David Cameron broke with Downing Street tradition today by meeting Republican presidential candidate Mitt Romney. But Romney might now be wishing that, like François Hollande, he’d been snubbed by the Prime Minister until the elections were over.
He started his day with forgetting Ed Miliband’s name, calling him ‘Mr Leader’ instead when the two met. That wasn’t too bad: it’s not as if British people, or indeed the media, can remember what the Labour leader is called half the time, anyway.
But once in Downing Street, he decided to get out a spade and dig a rather large hole for himself in the back garden (which he accidentally described as the ‘backside’) by trying to make amends for the remarks Jonathan reported earlier describing British preparations for the Olympics as ‘disconcerting’. This afternoon he said:
‘My experience as an Olympic organiser is there are always some little things that don’t go as planned, but those get ironed out and then when the Games themselves begin and the athletes take over, all the mistakes that the Organising Committee, and I made a few, all of those are overwhelmed by the many things that the athletes carry out that capture the spirit of the Games.’
The PM had already taken a bit of a shot at Romney, who has the authority to label some aspects of London’s Olympics ‘disconcerting’ because of the role he played in salvaging the 2002 Salt Lake City Winter Games. Speaking at the Olympic park earlier, Cameron said:
‘We are holding an Olympic Games in one of the busiest, most active, bustling cities anywhere in the world. Of course it’s easier if you hold an Olympic games in the middle of nowhere.’
Apparently the Prime Minister was talking about Burma, but perhaps Romney felt he needed to make amends when standing in the backside – sorry, back garden – of Downing Street. Describing the Olympics preparations as a bit ‘disconcerting’ is not unlike turning up at someone’s house for a lovely supper and pointing out they’ve forgotten to dust the coffee table.
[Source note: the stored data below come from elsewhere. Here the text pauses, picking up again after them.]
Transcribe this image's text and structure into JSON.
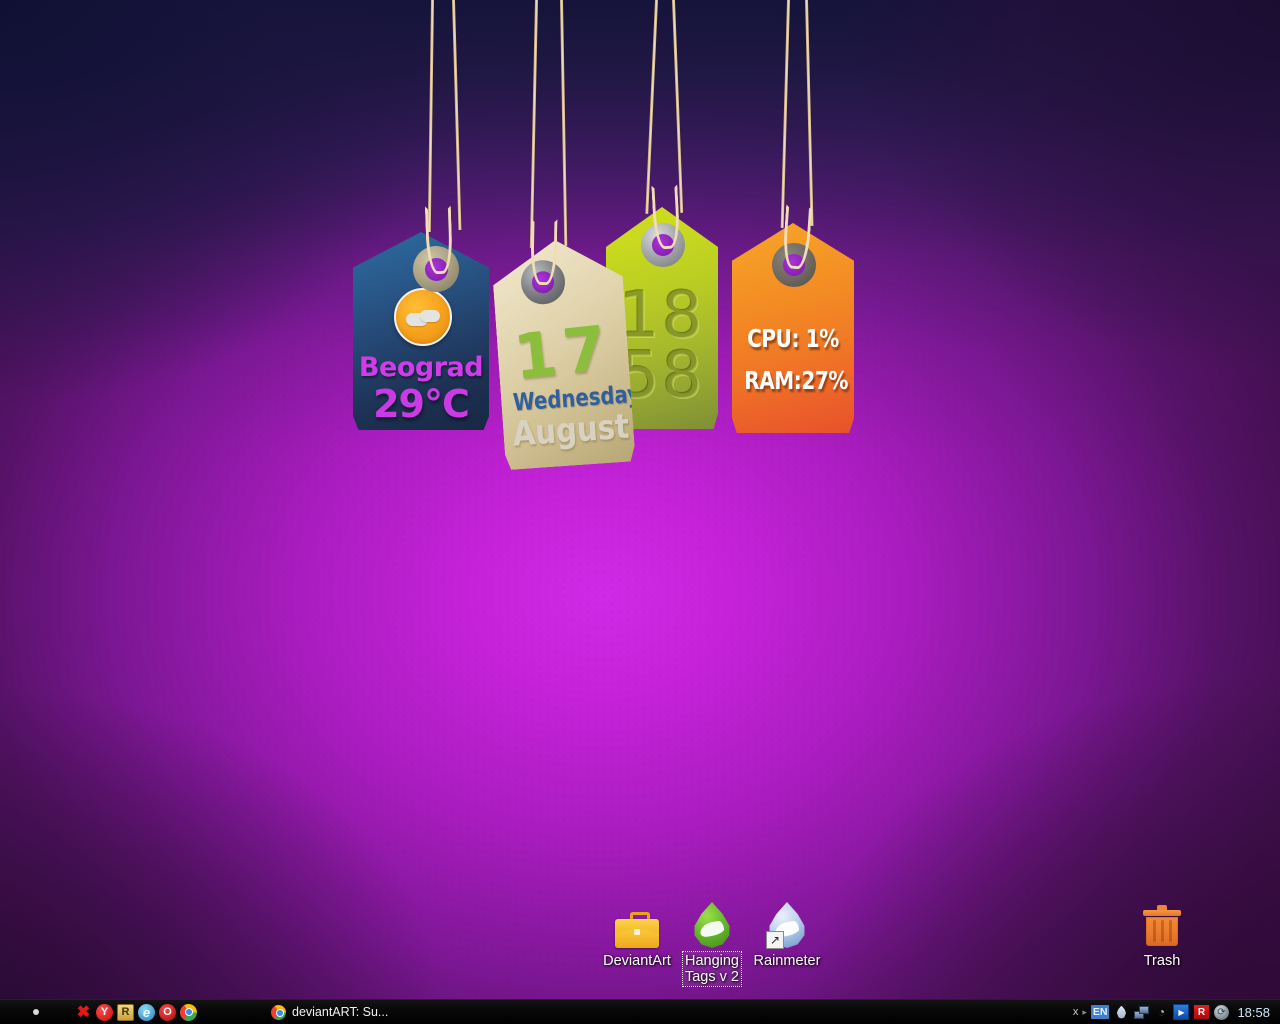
{
  "wallpaper": {
    "theme_name": "Hanging Tags v 2",
    "colors": {
      "center": "#c422d8",
      "top_left": "#141438",
      "bottom_right": "#3a0d46",
      "string": "#e8cfa6"
    }
  },
  "tags": {
    "weather": {
      "name": "weather-tag",
      "city": "Beograd",
      "temperature": "29°C",
      "condition_icon": "sun-behind-cloud-icon",
      "color": "#27507f"
    },
    "date": {
      "name": "date-tag",
      "day": "17",
      "weekday": "Wednesday",
      "month": "August",
      "color": "#e0d3ac"
    },
    "clock": {
      "name": "clock-tag",
      "hours": "18",
      "minutes": "58",
      "color": "#bccd22"
    },
    "system": {
      "name": "system-tag",
      "cpu": "CPU: 1%",
      "ram": "RAM:27%",
      "color": "#f28a26"
    }
  },
  "desktop_icons": [
    {
      "label": "DeviantArt",
      "icon": "briefcase-icon",
      "selected": false
    },
    {
      "label": "Hanging Tags v 2",
      "label_line1": "Hanging",
      "label_line2": "Tags v 2",
      "icon": "green-raindrop-icon",
      "selected": true
    },
    {
      "label": "Rainmeter",
      "icon": "blue-raindrop-shortcut-icon",
      "selected": false
    },
    {
      "label": "Trash",
      "icon": "trash-can-icon",
      "selected": false
    }
  ],
  "taskbar": {
    "quick_launch": [
      {
        "name": "show-desktop-dot",
        "glyph": ""
      },
      {
        "name": "close-icon",
        "glyph": "✖"
      },
      {
        "name": "yandex-icon",
        "glyph": "Y"
      },
      {
        "name": "rainmeter-r-icon",
        "glyph": "R"
      },
      {
        "name": "internet-explorer-icon",
        "glyph": "e"
      },
      {
        "name": "opera-icon",
        "glyph": "O"
      },
      {
        "name": "chrome-icon",
        "glyph": ""
      }
    ],
    "windows": [
      {
        "title": "deviantART: Su...",
        "icon": "chrome-icon"
      }
    ],
    "tray": {
      "close_glyph": "x",
      "overflow_arrow": "▸",
      "language": "EN",
      "icons": [
        {
          "name": "rainmeter-tray-icon"
        },
        {
          "name": "network-icon"
        },
        {
          "name": "volume-icon",
          "glyph": "◔"
        },
        {
          "name": "media-player-icon",
          "glyph": "▶"
        },
        {
          "name": "avira-icon",
          "glyph": "R"
        },
        {
          "name": "sync-icon",
          "glyph": "⟳"
        }
      ],
      "clock": "18:58"
    }
  }
}
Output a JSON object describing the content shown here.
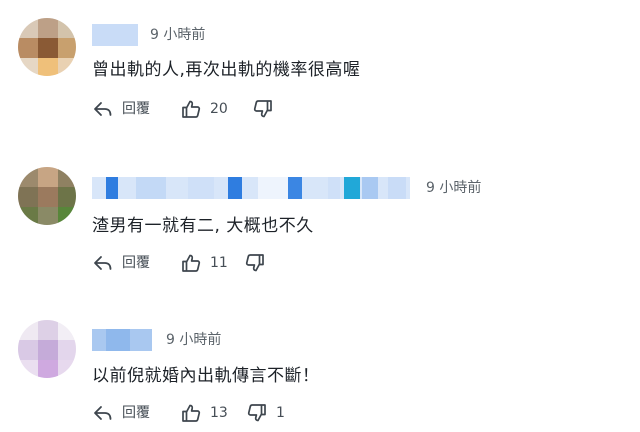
{
  "comments": [
    {
      "time": "9 小時前",
      "text": "曾出軌的人,再次出軌的機率很高喔",
      "reply_label": "回覆",
      "like_count": "20",
      "dislike_count": ""
    },
    {
      "time": "9 小時前",
      "text": "渣男有一就有二, 大概也不久",
      "reply_label": "回覆",
      "like_count": "11",
      "dislike_count": ""
    },
    {
      "time": "9 小時前",
      "text": "以前倪就婚內出軌傳言不斷！",
      "reply_label": "回覆",
      "like_count": "13",
      "dislike_count": "1"
    }
  ],
  "icons": {
    "reply": "reply-arrow-icon",
    "like": "thumbs-up-icon",
    "dislike": "thumbs-down-icon"
  },
  "colors": {
    "name_blur_light": "#c9dcf7",
    "name_blur_accent": "#2f7de0",
    "name_blur_cyan": "#21a8d8",
    "text": "#1d2228",
    "meta": "#5b636a"
  }
}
Not content with slightly offending both the Prime Minister and the Leader of the Opposition in his host country, Romney thought it best to let it slip as he left that he’d met with MI6 chief Sir John Sawers. Let’s hope Sawers didn’t tell him anything ‘disconcerting’ during that top secret briefing.
There is a serious side to all this sniggering at a shambolic Romney roadshow, though. One of the purposes of this visit was to big up his credentials on the world stage. He is also visiting Israel and Poland as part of the same tour. Romney does not enjoy a strong reputation when it comes to foreign policy, and his undiplomatic behaviour today has done little to change that.
P.S. Hats off to Simon Mason, who coined the brilliant ‘Romneyshambles’ pun even before the man arrived on British soil.